NOTE: Closed ranges below, not half-open!

This is testing i8 [21, 24] & [22, 25]

21 0x15 0b10101 LHS only
22 0x16 0b10110 LHS and RHS
23 0x17 0b10111 LHS and RHS
24 0x18 0b11000 LHS and RHS
25 0x19 0b11001 RHS only

LHS range has known bits 0b1xxxx and RHS has known bits 0b1xxxx. The 
binary-and of those is 0b1xxxx, which produces the range i8 [16, 31], 
but there is no pair of values which, when and'd, produce 26, 27, 28, 
29, 30 or 31. You can get 16 by taking 21 from LHS and 24 from RHS, and 
24 by taking 24 from both ranges. i8 [21, 24] is the correct answer.

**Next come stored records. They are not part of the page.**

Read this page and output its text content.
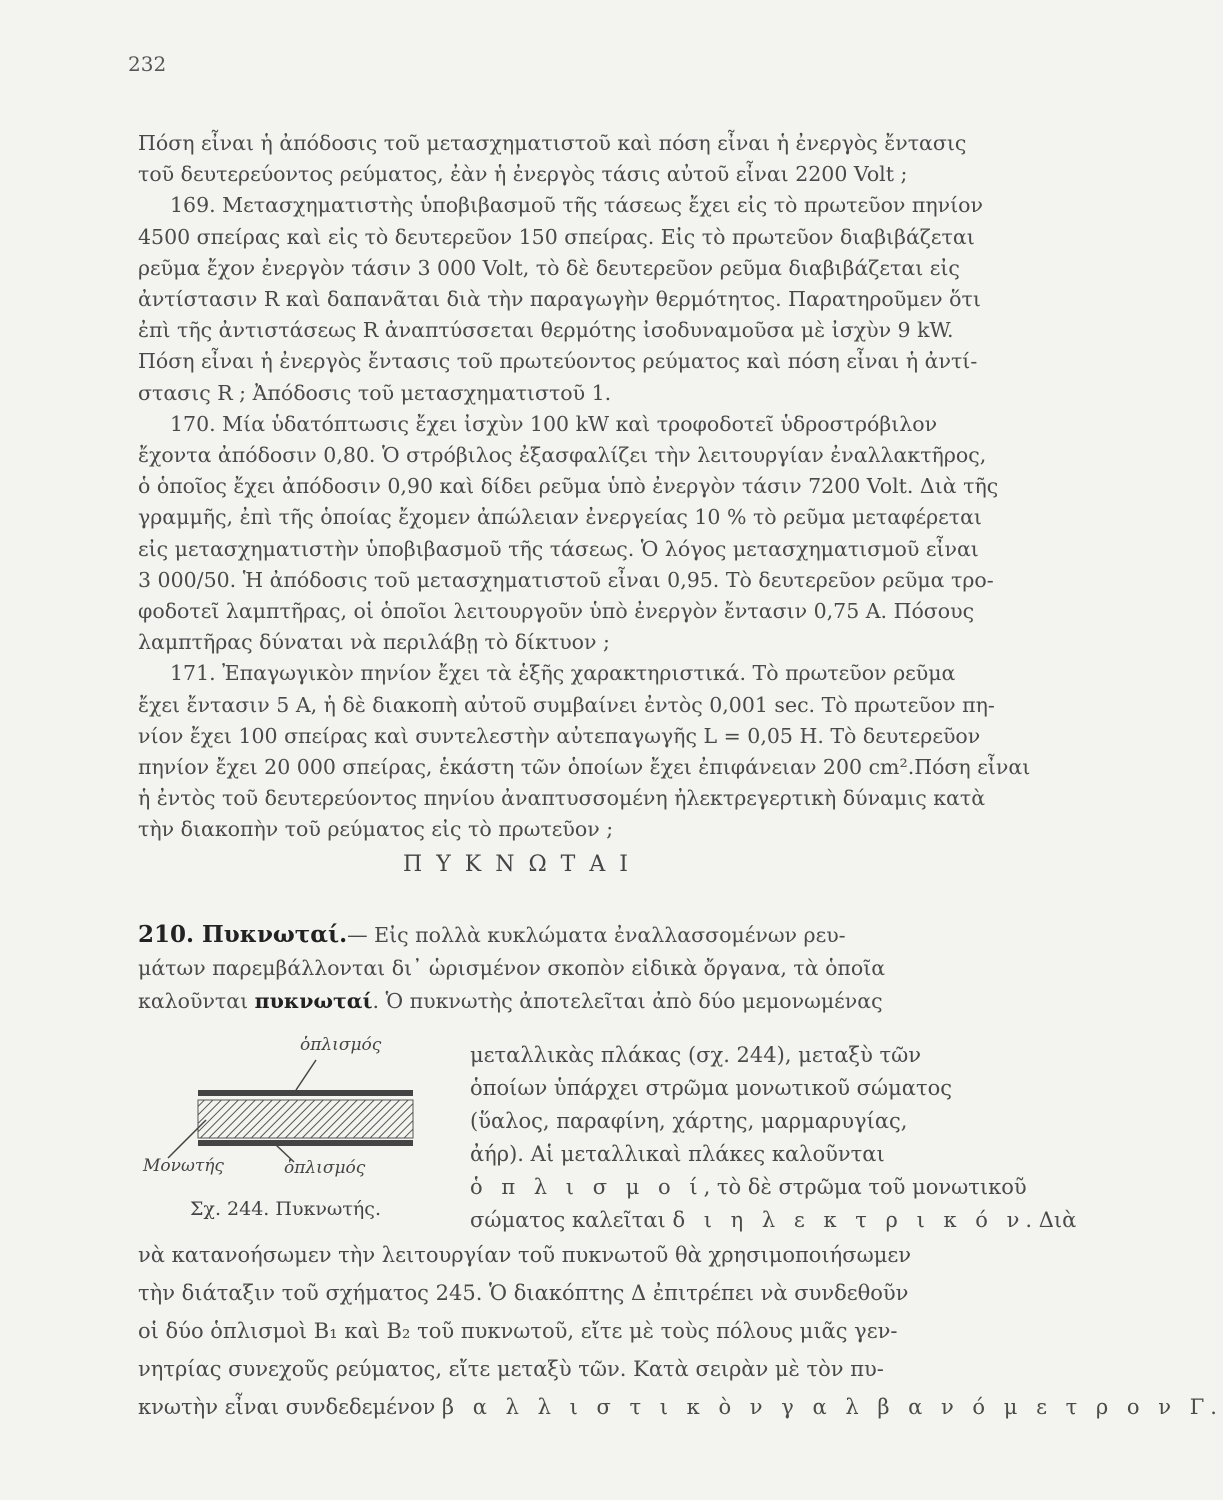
232
Πόση εἶναι ἡ ἀπόδοσις τοῦ μετασχηματιστοῦ καὶ πόση εἶναι ἡ ἐνεργὸς ἔντασις
τοῦ δευτερεύοντος ρεύματος, ἐὰν ἡ ἐνεργὸς τάσις αὐτοῦ εἶναι 2200 Volt ;
169. Μετασχηματιστὴς ὑποβιβασμοῦ τῆς τάσεως ἔχει εἰς τὸ πρωτεῦον πηνίον
4500 σπείρας καὶ εἰς τὸ δευτερεῦον 150 σπείρας. Εἰς τὸ πρωτεῦον διαβιβάζεται
ρεῦμα ἔχον ἐνεργὸν τάσιν 3 000 Volt, τὸ δὲ δευτερεῦον ρεῦμα διαβιβάζεται εἰς
ἀντίστασιν R καὶ δαπανᾶται διὰ τὴν παραγωγὴν θερμότητος. Παρατηροῦμεν ὅτι
ἐπὶ τῆς ἀντιστάσεως R ἀναπτύσσεται θερμότης ἰσοδυναμοῦσα μὲ ἰσχὺν 9 kW.
Πόση εἶναι ἡ ἐνεργὸς ἔντασις τοῦ πρωτεύοντος ρεύματος καὶ πόση εἶναι ἡ ἀντί-
στασις R ; Ἀπόδοσις τοῦ μετασχηματιστοῦ 1.
170. Μία ὑδατόπτωσις ἔχει ἰσχὺν 100 kW καὶ τροφοδοτεῖ ὑδροστρόβιλον
ἔχοντα ἀπόδοσιν 0,80. Ὁ στρόβιλος ἐξασφαλίζει τὴν λειτουργίαν ἐναλλακτῆρος,
ὁ ὁποῖος ἔχει ἀπόδοσιν 0,90 καὶ δίδει ρεῦμα ὑπὸ ἐνεργὸν τάσιν 7200 Volt. Διὰ τῆς
γραμμῆς, ἐπὶ τῆς ὁποίας ἔχομεν ἀπώλειαν ἐνεργείας 10 % τὸ ρεῦμα μεταφέρεται
εἰς μετασχηματιστὴν ὑποβιβασμοῦ τῆς τάσεως. Ὁ λόγος μετασχηματισμοῦ εἶναι
3 000/50. Ἡ ἀπόδοσις τοῦ μετασχηματιστοῦ εἶναι 0,95. Τὸ δευτερεῦον ρεῦμα τρο-
φοδοτεῖ λαμπτῆρας, οἱ ὁποῖοι λειτουργοῦν ὑπὸ ἐνεργὸν ἔντασιν 0,75 A. Πόσους
λαμπτῆρας δύναται νὰ περιλάβῃ τὸ δίκτυον ;
171. Ἐπαγωγικὸν πηνίον ἔχει τὰ ἑξῆς χαρακτηριστικά. Τὸ πρωτεῦον ρεῦμα
ἔχει ἔντασιν 5 A, ἡ δὲ διακοπὴ αὐτοῦ συμβαίνει ἐντὸς 0,001 sec. Τὸ πρωτεῦον πη-
νίον ἔχει 100 σπείρας καὶ συντελεστὴν αὐτεπαγωγῆς L = 0,05 H. Τὸ δευτερεῦον
πηνίον ἔχει 20 000 σπείρας, ἑκάστη τῶν ὁποίων ἔχει ἐπιφάνειαν 200 cm².Πόση εἶναι
ἡ ἐντὸς τοῦ δευτερεύοντος πηνίου ἀναπτυσσομένη ἠλεκτρεγερτικὴ δύναμις κατὰ
τὴν διακοπὴν τοῦ ρεύματος εἰς τὸ πρωτεῦον ;
ΠΥΚΝΩΤΑΙ
210. Πυκνωταί.— Εἰς πολλὰ κυκλώματα ἐναλλασσομένων ρευ-
μάτων παρεμβάλλονται δι᾽ ὡρισμένον σκοπὸν εἰδικὰ ὄργανα, τὰ ὁποῖα
καλοῦνται πυκνωταί. Ὁ πυκνωτὴς ἀποτελεῖται ἀπὸ δύο μεμονωμένας
μεταλλικὰς πλάκας (σχ. 244), μεταξὺ τῶν
ὁποίων ὑπάρχει στρῶμα μονωτικοῦ σώματος
(ὕαλος, παραφίνη, χάρτης, μαρμαρυγίας,
ἀήρ). Αἱ μεταλλικαὶ πλάκες καλοῦνται
ὁ π λ ι σ μ ο ί, τὸ δὲ στρῶμα τοῦ μονωτικοῦ
σώματος καλεῖται δ ι η λ ε κ τ ρ ι κ ό ν. Διὰ
ὁπλισμός
Μονωτής	ὁπλισμός
Σχ. 244. Πυκνωτής.
νὰ κατανοήσωμεν τὴν λειτουργίαν τοῦ πυκνωτοῦ θὰ χρησιμοποιήσωμεν
τὴν διάταξιν τοῦ σχήματος 245. Ὁ διακόπτης Δ ἐπιτρέπει νὰ συνδεθοῦν
οἱ δύο ὁπλισμοὶ B₁ καὶ B₂ τοῦ πυκνωτοῦ, εἴτε μὲ τοὺς πόλους μιᾶς γεν-
νητρίας συνεχοῦς ρεύματος, εἴτε μεταξὺ τῶν. Κατὰ σειρὰν μὲ τὸν πυ-
κνωτὴν εἶναι συνδεδεμένον β α λ λ ι σ τ ι κ ὸ ν γ α λ β α ν ό μ ε τ ρ ο ν Γ.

That example worked out too cleanly; the lower was equal to 'choosing 0 
for unknown bits' and the upper-1 was the umin of the unsigned-max's of 
each range. To dispel a few patterns up front, i8 [4, 5] & [8, 9] is an 
example where the new upper-1 is 1 not 5, while i8 [5, 6] & [5, 6] has a 
new lower of 4, but i8 [5, 6] & [5] has a new lower of 5.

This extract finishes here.